I am using the doc and trying to run a simple script found here: https://docs.snowflake.com/en/user-guide/spark-connector-use.html
Py4JJavaError: An error occurred while calling o37.load.
: java.lang.ClassNotFoundException: Failed to find data source: net.snowflake.spark.snowflake.
My code below. I also tried to set config option with the path to the jdbc and spark-snowflake jars located in /Users/Hana/spark-sf/
directory but no luck.
from pyspark import SparkConf, SparkContext
from pyspark.sql import SQLContext
from pyspark.sql.types import *
from pyspark import SparkConf, SparkContext
spark = SparkSession \
.builder \
.appName("Python Spark SQL basic example") \
.config('spark.jars','/Users/Hana/spark-sf/snowflake-jdbc-3.12.9.jar,/Users/Hana/spark-sf/spark-snowflake_2.12-2.8.1-spark_3.0.jar') \
.getOrCreate()
# Set options below
sfOptions = {
"sfURL" : "<account_name>.snowflakecomputing.com",
"sfUser" : "<user_name>",
"sfPassword" : "<password>",
"sfDatabase" : "<database>",
"sfSchema" : "<schema>",
"sfWarehouse" : "<warehouse>"
}
SNOWFLAKE_SOURCE_NAME = "net.snowflake.spark.snowflake"

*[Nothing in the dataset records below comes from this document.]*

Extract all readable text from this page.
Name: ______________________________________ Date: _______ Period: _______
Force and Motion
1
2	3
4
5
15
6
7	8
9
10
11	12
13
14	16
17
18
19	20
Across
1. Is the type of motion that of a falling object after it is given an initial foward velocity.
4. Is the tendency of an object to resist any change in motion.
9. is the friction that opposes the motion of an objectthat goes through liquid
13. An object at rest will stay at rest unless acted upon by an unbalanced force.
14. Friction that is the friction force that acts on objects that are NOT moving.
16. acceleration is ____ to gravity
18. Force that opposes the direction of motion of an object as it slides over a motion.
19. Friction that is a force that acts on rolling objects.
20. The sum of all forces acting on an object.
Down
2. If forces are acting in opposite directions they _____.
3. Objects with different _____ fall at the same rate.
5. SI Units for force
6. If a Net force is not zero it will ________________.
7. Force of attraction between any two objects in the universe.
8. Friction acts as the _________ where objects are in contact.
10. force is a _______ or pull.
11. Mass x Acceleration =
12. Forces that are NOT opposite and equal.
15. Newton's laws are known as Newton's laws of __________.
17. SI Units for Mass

df = spark.read.format(SNOWFLAKE_SOURCE_NAME) \
.options(**sfOptions) \
.option("query", "select * from table limit 200") \
.load()
df.show()
How should I properly be setting variables? And which ones are needed to set? If someone can help to list out these steps I would greatly appreciate it!